Programmed necroptosis is upregulated in low-grade myelodysplastic syndromes and may play a role in the pathogenesis

Abstract

Myelodysplastic syndrome (MDS) is characterized by persistent cytopenias and evidence of morphologic dysplasia in the bone marrow (BM). Excessive hematopoietic programmed cell death (PCD) and inflammation have been observed in the bone marrow of patients with MDS, and are thought to play a significant role in the pathogenesis of the disease. Necroptosis is a major pathway of PCD that incites inflammation; however, the role of necroptosis in human MDS has not been extensively investigated. To assess PCD status in newly diagnosed MDS, we performed immunofluorescence staining with computational image analysis of formalin-fixed, paraffin-embedded BM core biopsies using cleaved caspase-3 (apoptosis marker) and necroptosis markers (receptor-interacting serine/threonine-protein kinase 1 [RIPK1], phospho-mixed lineage kinase domain-like protein [pMLKL]).
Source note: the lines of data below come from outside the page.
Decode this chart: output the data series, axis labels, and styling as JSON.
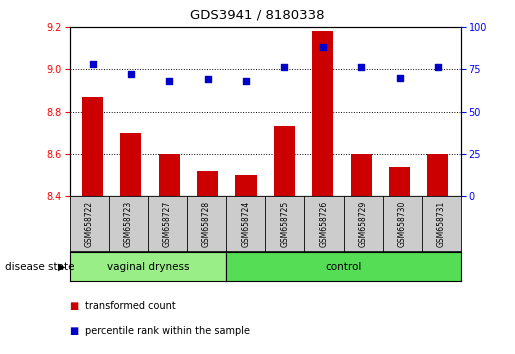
{
  "title": "GDS3941 / 8180338",
  "samples": [
    "GSM658722",
    "GSM658723",
    "GSM658727",
    "GSM658728",
    "GSM658724",
    "GSM658725",
    "GSM658726",
    "GSM658729",
    "GSM658730",
    "GSM658731"
  ],
  "red_values": [
    8.87,
    8.7,
    8.6,
    8.52,
    8.5,
    8.73,
    9.18,
    8.6,
    8.54,
    8.6
  ],
  "blue_values": [
    78,
    72,
    68,
    69,
    68,
    76,
    88,
    76,
    70,
    76
  ],
  "ylim_left": [
    8.4,
    9.2
  ],
  "ylim_right": [
    0,
    100
  ],
  "yticks_left": [
    8.4,
    8.6,
    8.8,
    9.0,
    9.2
  ],
  "yticks_right": [
    0,
    25,
    50,
    75,
    100
  ],
  "group1_label": "vaginal dryness",
  "group2_label": "control",
  "group1_count": 4,
  "group2_count": 6,
  "disease_state_label": "disease state",
  "legend1_label": "transformed count",
  "legend2_label": "percentile rank within the sample",
  "bar_color": "#cc0000",
  "dot_color": "#0000cc",
  "group1_bg": "#99ee88",
  "group2_bg": "#55dd55",
  "sample_box_bg": "#cccccc",
  "bar_bottom": 8.4,
  "grid_values": [
    8.6,
    8.8,
    9.0
  ],
  "bar_width": 0.55
}
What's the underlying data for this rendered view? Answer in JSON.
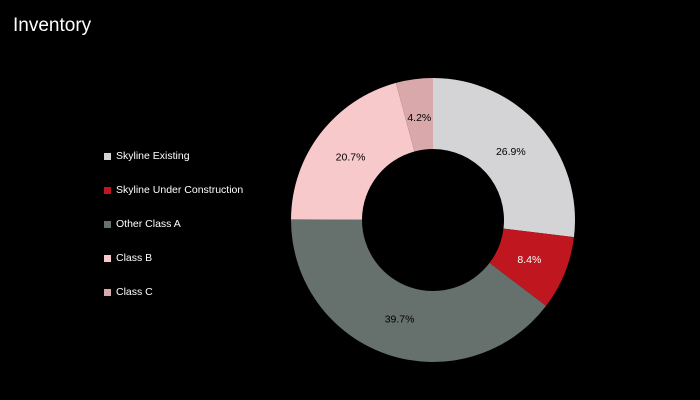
{
  "slide": {
    "title": "Inventory"
  },
  "chart_data": {
    "type": "pie",
    "donut": true,
    "title": "",
    "legend_position": "left",
    "categories": [
      "Skyline Existing",
      "Skyline Under Construction",
      "Other Class A",
      "Class B",
      "Class C"
    ],
    "values": [
      26.9,
      8.4,
      39.7,
      20.7,
      4.2
    ],
    "labels": [
      "26.9%",
      "8.4%",
      "39.7%",
      "20.7%",
      "4.2%"
    ],
    "colors": [
      "#d4d4d6",
      "#bf1620",
      "#66706d",
      "#f7c9cb",
      "#d9a8aa"
    ],
    "label_colors": [
      "#000000",
      "#ffffff",
      "#000000",
      "#000000",
      "#000000"
    ]
  }
}
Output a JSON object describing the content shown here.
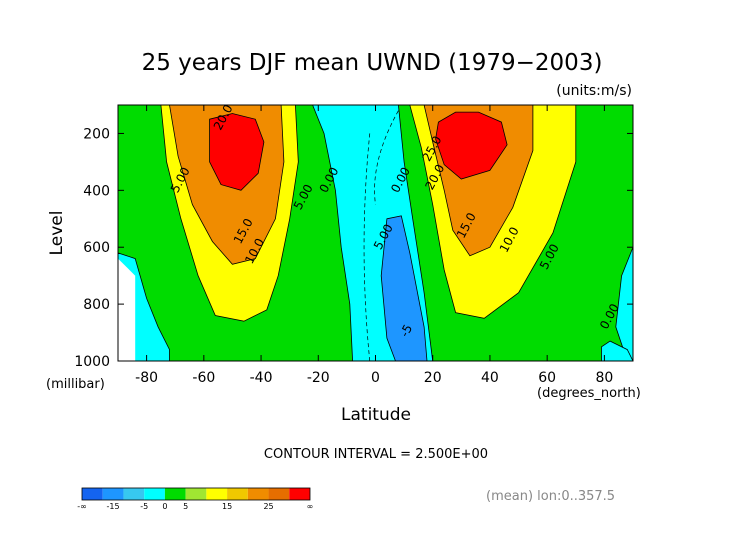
{
  "chart_data": {
    "type": "contour",
    "title": "25 years DJF mean UWND (1979−2003)",
    "units_label": "(units:m/s)",
    "xlabel": "Latitude",
    "ylabel": "Level",
    "x_unit_label": "(degrees_north)",
    "y_unit_label": "(millibar)",
    "xlim": [
      -90,
      90
    ],
    "ylim": [
      1000,
      100
    ],
    "x_ticks": [
      -80,
      -60,
      -40,
      -20,
      0,
      20,
      40,
      60,
      80
    ],
    "y_ticks": [
      200,
      400,
      600,
      800,
      1000
    ],
    "contour_interval_text": "CONTOUR INTERVAL = 2.500E+00",
    "contour_labels": [
      {
        "text": "20.0",
        "lat": -52,
        "lev": 150
      },
      {
        "text": "5.00",
        "lat": -67,
        "lev": 370
      },
      {
        "text": "15.0",
        "lat": -45,
        "lev": 550
      },
      {
        "text": "10.0",
        "lat": -41,
        "lev": 620
      },
      {
        "text": "5.00",
        "lat": -24,
        "lev": 430
      },
      {
        "text": "0.00",
        "lat": -15,
        "lev": 370
      },
      {
        "text": "0.00",
        "lat": 10,
        "lev": 370
      },
      {
        "text": "5.00",
        "lat": 4,
        "lev": 570
      },
      {
        "text": "-5",
        "lat": 12,
        "lev": 900
      },
      {
        "text": "25.0",
        "lat": 21,
        "lev": 260
      },
      {
        "text": "20.0",
        "lat": 22,
        "lev": 360
      },
      {
        "text": "15.0",
        "lat": 33,
        "lev": 530
      },
      {
        "text": "10.0",
        "lat": 48,
        "lev": 580
      },
      {
        "text": "5.00",
        "lat": 62,
        "lev": 640
      },
      {
        "text": "0.00",
        "lat": 83,
        "lev": 850
      }
    ],
    "colorbar": {
      "levels": [
        "-∞",
        "-15",
        "-5",
        "0",
        "5",
        "15",
        "25",
        "∞"
      ],
      "colors": [
        "#1464f0",
        "#1e96ff",
        "#37c8f0",
        "#00ffff",
        "#00dc00",
        "#a0e632",
        "#ffff00",
        "#f0c800",
        "#f08c00",
        "#e66e00",
        "#ff0000"
      ]
    },
    "footer_note": "(mean) lon:0..357.5",
    "colors": {
      "red": "#ff0000",
      "dark_orange": "#f08c00",
      "orange": "#ffa500",
      "yellow": "#ffff00",
      "green": "#00dc00",
      "cyan": "#00ffff",
      "light_blue": "#1e96ff"
    }
  }
}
Patients with MDS, but not controls without MDS or patients with de novo acute myeloid leukemia, had significantly increased expression of RIPK1 and pMLKL but not cleaved caspase-3, which was most evident in morphologically low-grade MDS (<5% BM blasts) and in MDS with low International Prognostic Scoring System risk score. RIPK1 expression highly correlated with the distribution of CD71+ erythroid precursors but not with CD34+ blast cells. We found that necroptosis is upregulated in early/low-grade MDS relative to control participants, warranting further study to define the role of necroptosis in the pathogenesis of MDS and as a potential biomarker for the diagnosis of low-grade MDS.